Ridgebury Crude Tankers
Launching during a trough market in the summer of 2013, when many believed the emerging US shale story meant the end of the Suezmax trade, we began by purchasing a Suezmax newbuild resale from a Korean shipyard at the lowest price paid by any owner from 2005 to 2022. Over the ensuing nine months we assembled a fleet of Suezmax tankers during a recovering market, using a mix of equity, bank debt and public bonds. We continued to actively manage this portfolio through different market cycles. We installed scrubbers on most of the vessels prior to 2020, then repaid all debt in the strong 2020 market, allowing us to expand the fleet in 2021 at trough values. We began harvesting the portfolio through careful sales in 2022 at historically high values. The final sale was completed in August 2023, ultimately delivering an attractive return over the ten-year investment period.
Ridgebury V4 Investments
We structured the purchase of four VLCCs that were owned by distressed debt investors through a bankruptcy process. Acquired during a very strong earnings market, we placed two on attractive charters, maintaining spot exposure on the other two, and writing the investment down to nearly scrap value in the initial 15 months. One vessel was sold for demolition in 2018, with the other three sold during the market spike of early 2020. Despite a very difficult tanker sector period for the for much of the investment horizon, Ridgebury V4 generated positive returns to investors.
Ridgebury VL II
We purchased four 15 – 16-year-old VLCCs from two different publicly-traded sellers in a down market at a small premium to scrap values. With moderate leverage and low breakeven economics, the investment survived through a difficult 2018 for tankers (a period that saw publicly-traded tanker stocks decline substantially). We reduced risk by selling one vessel to an FSO buyer at a premium to market pricing in early 2019. A short but significant spike in late 2019 driven primarily by COSCO sanctions opened a window to sell the other three vessels at strong prices. Investors received a positive equity return.

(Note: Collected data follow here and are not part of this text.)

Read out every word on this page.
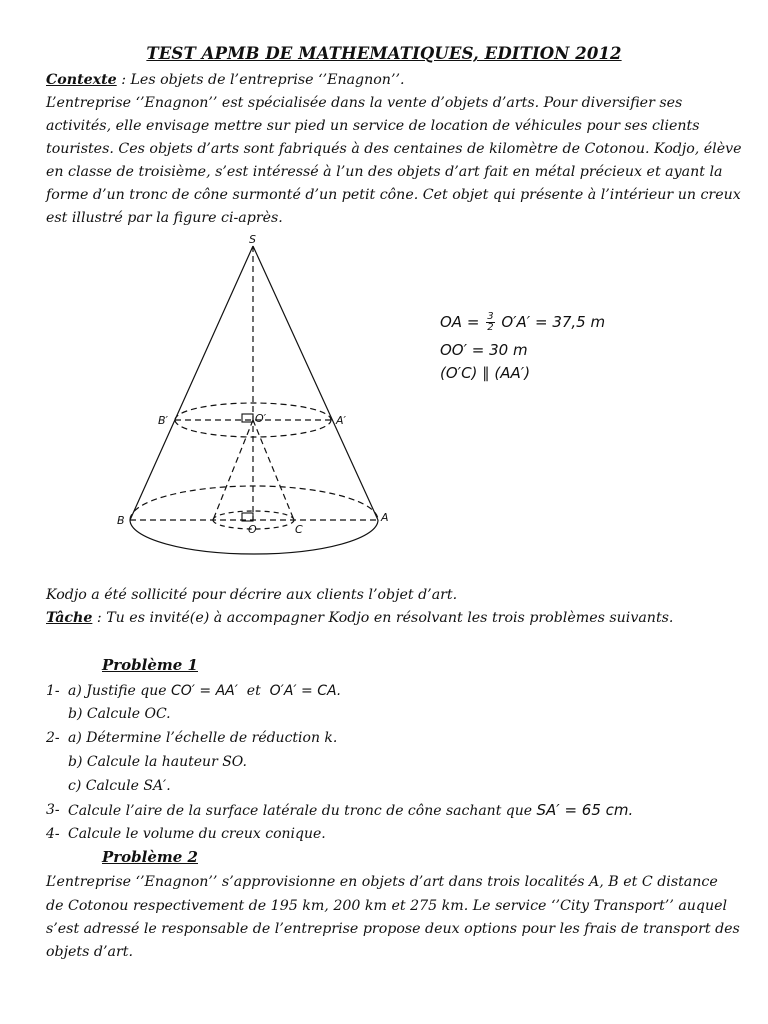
TEST APMB DE MATHEMATIQUES, EDITION 2012
Contexte : Les objets de l’entreprise ‘’Enagnon’’.
L’entreprise ‘’Enagnon’’ est spécialisée dans la vente d’objets d’arts. Pour diversifier ses
activités, elle envisage mettre sur pied un service de location de véhicules pour ses clients
touristes. Ces objets d’arts sont fabriqués à des centaines de kilomètre de Cotonou. Kodjo, élève
en classe de troisième, s’est intéressé à l’un des objets d’art fait en métal précieux et ayant la
forme d’un tronc de cône surmonté d’un petit cône. Cet objet qui présente à l’intérieur un creux
est illustré par la figure ci-après.
S
B′	O′	A′
B
O	C
A
OA = $\frac{3}{2} O'A' = 37,5$ m
OO′ = 30 m
(O′C) ∥ (AA′)
Kodjo a été sollicité pour décrire aux clients l’objet d’art.
Tâche : Tu es invité(e) à accompagner Kodjo en résolvant les trois problèmes suivants.
Problème 1
1- a) Justifie que CO′ = AA′  et  O′A′ = CA.
b) Calcule OC.
2- a) Détermine l’échelle de réduction k.
b) Calcule la hauteur SO.
c) Calcule SA′.
3- Calcule l’aire de la surface latérale du tronc de cône sachant que SA′ = 65 cm.
4- Calcule le volume du creux conique.
Problème 2
L’entreprise ‘’Enagnon’’ s’approvisionne en objets d’art dans trois localités A, B et C distance
de Cotonou respectivement de 195 km, 200 km et 275 km. Le service ‘’City Transport’’ auquel
s’est adressé le responsable de l’entreprise propose deux options pour les frais de transport des
objets d’art.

We purchased three sister Handysize product carriers; two were placed on long-term fixed rate charters and one on a spot-linked charter, to provide a stable yield to investors with downside protection and some upside economics.

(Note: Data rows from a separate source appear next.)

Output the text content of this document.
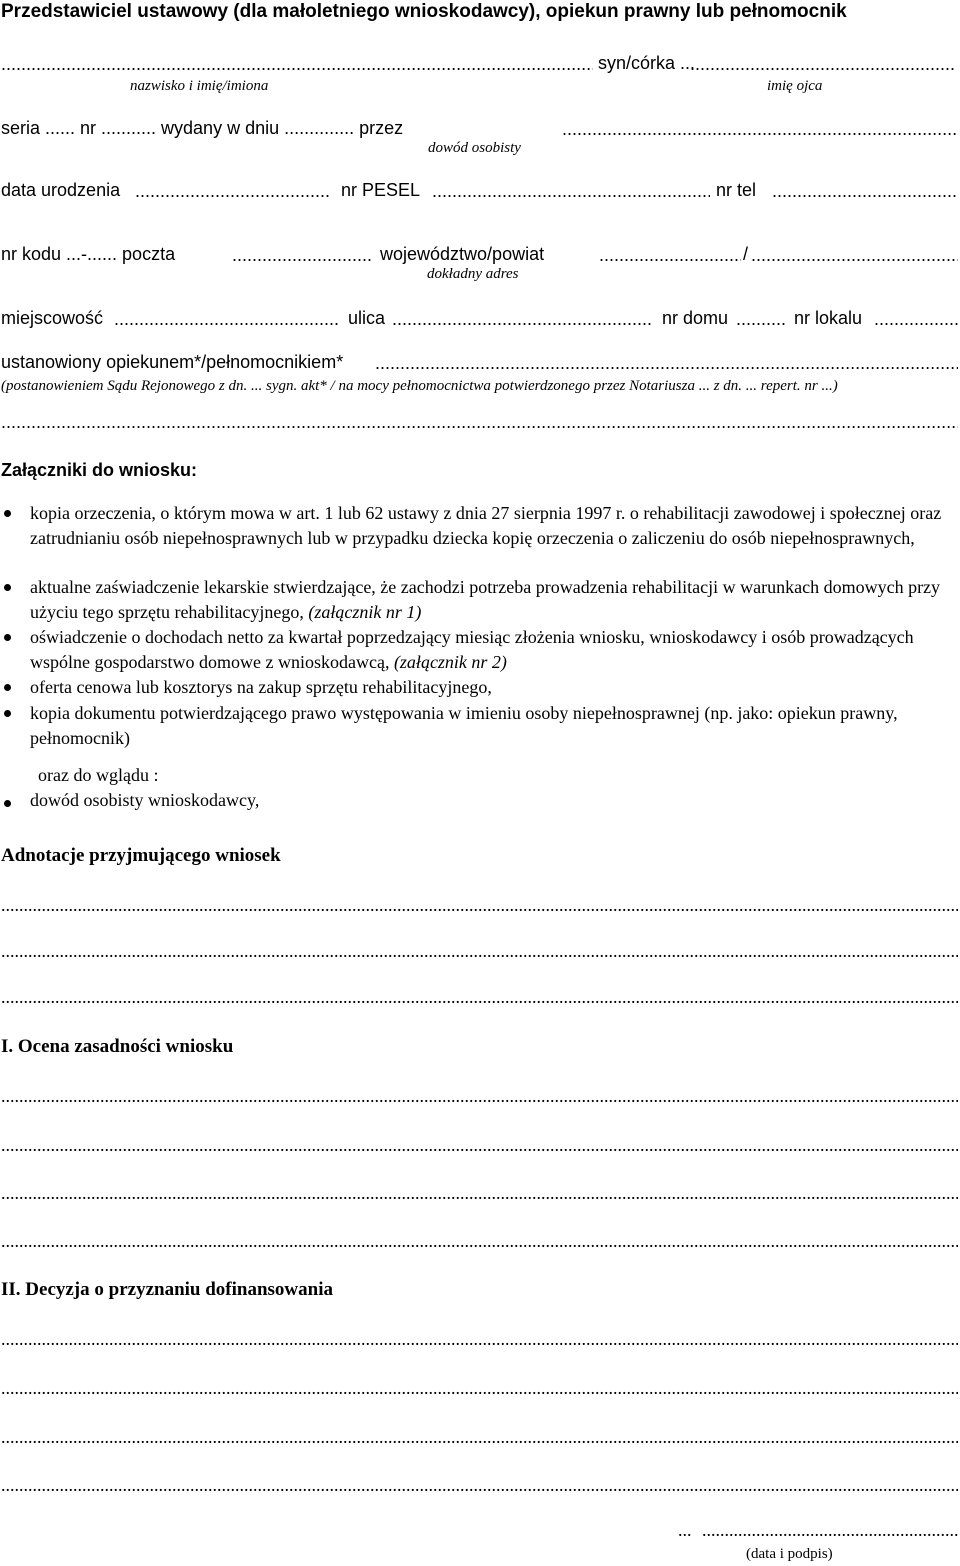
Przedstawiciel ustawowy (dla małoletniego wnioskodawcy), opiekun prawny lub pełnomocnik
.....
syn/córka ...
.....
nazwisko i imię/imiona	imię ojca
seria ...... nr ........... wydany w dniu .............. przez
.....
dowód osobisty
data urodzenia .....	nr PESEL .....	nr tel
.....
nr kodu ...-...... poczta .....	województwo/powiat .....	/
.....
dokładny adres
miejscowość .....	ulica .....	nr domu .....	nr lokalu
.....
ustanowiony opiekunem*/pełnomocnikiem*
.....
(postanowieniem Sądu Rejonowego z dn. ... sygn. akt* / na mocy pełnomocnictwa potwierdzonego przez Notariusza ... z dn. ... repert. nr ...)
.....
Załączniki do wniosku:
kopia orzeczenia, o którym mowa w art. 1 lub 62 ustawy z dnia 27 sierpnia 1997 r. o rehabilitacji zawodowej i społecznej oraz zatrudnianiu osób niepełnosprawnych lub w przypadku dziecka kopię orzeczenia o zaliczeniu do osób niepełnosprawnych,
aktualne zaświadczenie lekarskie stwierdzające, że zachodzi potrzeba prowadzenia rehabilitacji w warunkach domowych przy użyciu tego sprzętu rehabilitacyjnego, (załącznik nr 1)
oświadczenie o dochodach netto za kwartał poprzedzający miesiąc złożenia wniosku, wnioskodawcy i osób prowadzących wspólne gospodarstwo domowe z wnioskodawcą, (załącznik nr 2)
oferta cenowa lub kosztorys na zakup sprzętu rehabilitacyjnego,
kopia dokumentu potwierdzającego prawo występowania w imieniu osoby niepełnosprawnej (np. jako: opiekun prawny, pełnomocnik)
oraz do wglądu :
dowód osobisty wnioskodawcy,
Adnotacje przyjmującego wniosek
.....
.....
.....
I. Ocena zasadności wniosku
.....
.....
.....
.....
II. Decyzja o przyznaniu dofinansowania
.....
.....
.....
.....
...
.....
(data i podpis)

Although the vehicle was intended to run for several years, a strong market allowed for an early sale, delivering a positive equity return to investors.
Ridgebury Suez 2020
We negotiated the purchase of two “firm” Suezmax tankers and secured an option from the sellers to purchase two additional sister vessels. To reduce risk, one of the firm ships was off-loaded to a third party, and the two below-market options were contributed as initial capital to a joint venture with a major publicly traded shipowner. The initial vessel was sold after a year, and the joint venture ships were sold over the ensuing eighteen months. Investors received a positive equity return.
Ridgebury VL III
We purchased four vessel-owning companies that held remaining above-market charter exposure. This provided significant cash flow during the difficult market of 2021, writing down our exposure meaningfully. Upon completion of the fixed-rate charters, and the VLCC market remaining firmly in the doldrums, we sold two of the four ships to reduce exposure. When the market for older non-eco VLCCs continued to be very challenged in the first half of 2022, we sold the remaining two vessels. Despite a market that was materially worse than our underwriting case, through careful structuring and investment discipline we generated a positive equity return to investors.
Ridgebury MR III
We purchased two sister MRs with favorable dry dock positions from a financial seller, in a seamless transaction where we maintained existing commercial and technical employment. This profile has allowed the vessels to participate fully in the strengthening product tanker market of 2022. The vessels were sold in the strong 2022 market, generating positive equity returns well higher than the underwriting case
Ridgebury MR 2021
We purchased a fleet of six MR tankers in August 2021 at prices reflecting the difficult market at the time. With conservative leverage and a 100% spot market orientation, the investment has enjoyed high cash-on-cash returns during 2022, while third-party valuations have increased significantly. The vessels were sold in the strong 2022/2023 market, generating positive equity returns well higher than the underwriting case.
Third-Party Asset Management
New Agathonissos Finance (Eletson)
We managed a complicated and contentious situation for bondholders, taking control of bank accounts, monitoring and approving all inflows and outflows, auditing voyages to stabilize cash flow and prevent leakage. We managed a complex sales process, selling thirteen older vessels to multiple buyers to maximize bondholder recovery.
We advised bondholders who had recently become asset owners through a Chapter 11 bankruptcy reorganization, replacing related-party management with third-party commercial and technical management on arms-length terms. We managed challenging dry docks, significantly improving vessel performance then sourced and organized a successful structured exit for bondholders.